News, Opinion

More face-time with profs not so bad

McGill Tribune

At council this week, VP (University Affairs) Josh Abaki discussed his goal of limiting “contact hours”—lectures, conferences, and other face time between professors and students. He hopes to reduce contact hours from the current 39 hours per course per semester to 36, an amount more standard across Canadian universities. As a result, McGill students who currently find themselves going back to school earlier and ending just as late as most of their peers from other schools would now enjoy either a fall reading break or an extra week of Winter vacation. It certainly sounds enticing. Less work. More time to see family and friends. A week less of stress to restore our taxed-out brains to full health. Then again, it’s worth looking at the other side: class time as an opportunity.

The time students spend with professors is the only unique educational aspect of a university. Readings, problems, writing responses, and other forms of self-teaching are important parts of our learning, but they mainly have value relative to the professor’s handling of them. Otherwise, we could save our McGill tuition for a library card. It’s in interacting with our professors that we get our money’s worth—getting first hand exposure to some of the brightest minds in their fields. Unless McGill intends to lower tuition for courses with reduced hours (which seems highly unlikely), demanding fewer contact hours is, in effect, seeking less bang for our buck.

Abaki’s council report attempts to address some objections to his plan, but the rebuttals fall a bit short. He claims that the extra three hours are unnecessary as “most profs” use it just to “pump students with more information.” Even if this is true, it doesn’t seem to us to be an efficient use of time. It’s difficult to fathom professors could use time more wisely than by imparting information. Learning, after all, is the purpose of attending university (though there are those who only want a degree). Abaki also argued that quality of learning wouldn’t suffer with reduced hours. He claims that, “If profs thought carefully about the skills they want to transfer to their students and the aims of their courses, they would realize that if they can’t achieve these within 36 hours, an extra 3 hours is not going to make a difference.” Students who have struggled to contain all their ideas in an essay with page limits may sympathize with professors who cannot fit as much as they would like into a class of any length.

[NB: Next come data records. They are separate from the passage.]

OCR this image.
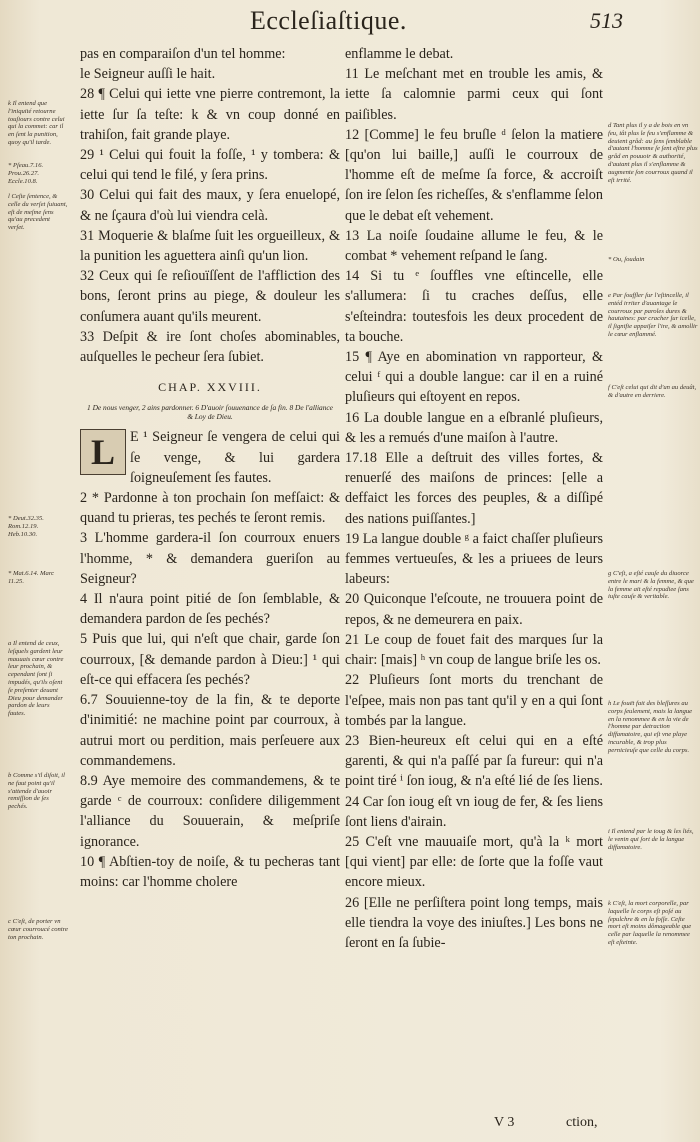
Eccleſiaſtique.	513
k Il entend que l'iniquité retourne touſiours contre celui qui la commet: car il en ſent la punition, quoy qu'il tarde.
* Pſeau.7.16. Prou.26.27. Eccle.10.8.
l Ceſte ſentence, & celle du verſet ſuiuant, eſt de meſme ſens qu'au precedent verſet.
* Deut.32.35. Rom.12.19. Heb.10.30.
* Mat.6.14. Marc 11.25.
a Il entend de ceux, leſquels gardent leur mauuais cœur contre leur prochain, & cependant ſont ſi impudés, qu'ils oſent ſe preſenter deuant Dieu pour demander pardon de leurs fautes.
b Comme s'il diſoit, il ne faut point qu'il s'attende d'auoir remiſſion de ſes pechés.
c C'eſt, de porter vn cœur courroucé contre ton prochain.

pas en comparaiſon d'un tel homme:

le Seigneur auſſi le hait.

28 ¶ Celui qui iette vne pierre contremont, la iette ſur ſa teſte: k & vn coup donné en trahiſon, fait grande playe.

29 ¹ Celui qui fouit la foſſe, ¹ y tombera: & celui qui tend le filé, y ſera prins.

30 Celui qui fait des maux, y ſera enuelopé, & ne ſçaura d'où lui viendra celà.

31 Moquerie & blaſme ſuit les orgueilleux, & la punition les aguettera ainſi qu'un lion.

32 Ceux qui ſe reſiouïſſent de l'affliction des bons, ſeront prins au piege, & douleur les conſumera auant qu'ils meurent.

33 Deſpit & ire ſont choſes abominables, auſquelles le pecheur ſera ſubiet.

CHAP. XXVIII.
1 De nous venger, 2 ains pardonner. 6 D'auoir ſouuenance de ſa fin. 8 De l'alliance & Loy de Dieu.

L	E ¹ Seigneur ſe vengera de celui qui ſe venge, & lui gardera ſoigneuſement ſes fautes.

2 * Pardonne à ton prochain ſon mefſaict: & quand tu prieras, tes pechés te ſeront remis.

3 L'homme gardera-il ſon courroux enuers l'homme, * & demandera gueriſon au Seigneur?

4 Il n'aura point pitié de ſon ſemblable, & demandera pardon de ſes pechés?

5 Puis que lui, qui n'eſt que chair, garde ſon courroux, [& demande pardon à Dieu:] ¹ qui eſt-ce qui effacera ſes pechés?

6.7 Souuienne-toy de la fin, & te deporte d'inimitié: ne machine point par courroux, à autrui mort ou perdition, mais perſeuere aux commandemens.

8.9 Aye memoire des commandemens, & te garde ᶜ de courroux: conſidere diligemment l'alliance du Souuerain, & meſpriſe ignorance.

10 ¶ Abſtien-toy de noiſe, & tu pecheras tant moins: car l'homme cholere

enflamme le debat.

11 Le meſchant met en trouble les amis, & iette ſa calomnie parmi ceux qui ſont paiſibles.

12 [Comme] le feu bruſle ᵈ ſelon la matiere [qu'on lui baille,] auſſi le courroux de l'homme eſt de meſme ſa force, & accroiſt ſon ire ſelon ſes richeſſes, & s'enflamme ſelon que le debat eſt vehement.

13 La noiſe ſoudaine allume le feu, & le combat * vehement reſpand le ſang.

14 Si tu ᵉ ſouffles vne eſtincelle, elle s'allumera: ſi tu craches deſſus, elle s'eſteindra: toutesfois les deux procedent de ta bouche.

15 ¶ Aye en abomination vn rapporteur, & celui ᶠ qui a double langue: car il en a ruiné pluſieurs qui eſtoyent en repos.

16 La double langue en a eſbranlé pluſieurs, & les a remués d'une maiſon à l'autre.

17.18 Elle a deſtruit des villes fortes, & renuerſé des maiſons de princes: [elle a deffaict les forces des peuples, & a diſſipé des nations puiſſantes.]

19 La langue double ᵍ a faict chaſſer pluſieurs femmes vertueuſes, & les a priuees de leurs labeurs:

20 Quiconque l'eſcoute, ne trouuera point de repos, & ne demeurera en paix.

21 Le coup de fouet fait des marques ſur la chair: [mais] ʰ vn coup de langue briſe les os.

22 Pluſieurs ſont morts du trenchant de l'eſpee, mais non pas tant qu'il y en a qui ſont tombés par la langue.

23 Bien-heureux eſt celui qui en a eſté garenti, & qui n'a paſſé par ſa fureur: qui n'a point tiré ⁱ ſon ioug, & n'a eſté lié de ſes liens.

24 Car ſon ioug eſt vn ioug de fer, & ſes liens ſont liens d'airain.

25 C'eſt vne mauuaiſe mort, qu'à la ᵏ mort [qui vient] par elle: de ſorte que la foſſe vaut encore mieux.

26 [Elle ne perſiſtera point long temps, mais elle tiendra la voye des iniuſtes.] Les bons ne ſeront en ſa ſubie-

d Tant plus il y a de bois en vn feu, tât plus le feu s'enflamme & deuient grâd: au ſens ſemblable d'autant l'homme ſe ſent eſtre plus grâd en pouuoir & authorité, d'autant plus il s'enflamme & augmente ſon courroux quand il eſt irrité.
* Ou, ſoudain
e Par ſouffler ſur l'eſtincelle, il entéd irriter d'auantage le courroux par paroles dures & hautaines: par cracher ſur icelle, il ſignifie appaiſer l'ire, & amollir le cœur enflammé.
f C'eſt celui qui dit d'un au deuât, & d'autre en derriere.
g C'eſt, a eſté cauſe du diuorce entre le mari & la femme, & que la femme ait eſté repudiee ſans iuſte cauſe & veritable.
h Le fouët fait des bleſſures au corps ſeulement, mais la langue en la renommee & en la vie de l'homme par detraction diffamatoire, qui eſt vne playe incurable, & trop plus pernicieuſe que celle du corps.
i Il entend par le ioug & les liés, le venin qui ſort de la langue diffamatoire.
k C'eſt, la mort corporelle, par laquelle le corps eſt poſé au ſepulchre & en la foſſe. Ceſte mort eſt moins dômageable que celle par laquelle la renommee eſt eſteinte.
V 3	ction,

Three hours may not make or break a class, but less information certainly sounds like less learning.

As for quality, perhaps it’s not always related to quantity. But if professors devolve lecture material into more readings, student workload won’t decrease, and quality of education will. Moreover, some faculties require a certain amount of hours to be taught in order to maintain accreditation. Finally, many schools in the United States have 3-6 more contact hours than McGill students. If we’re trying to be the Harvard of Canada, then maybe we should also rate ourselves against U.S. institutions.

It’s true, more vacation time would be lovely. Yet contact hours may not be the only way to achieve it. There is the option of evening and weekend exams. McGill also ends earlier than many other schools. We sympathize with Abaki’s goals of reducing student stress. But if we hate going to class so much, why are we here?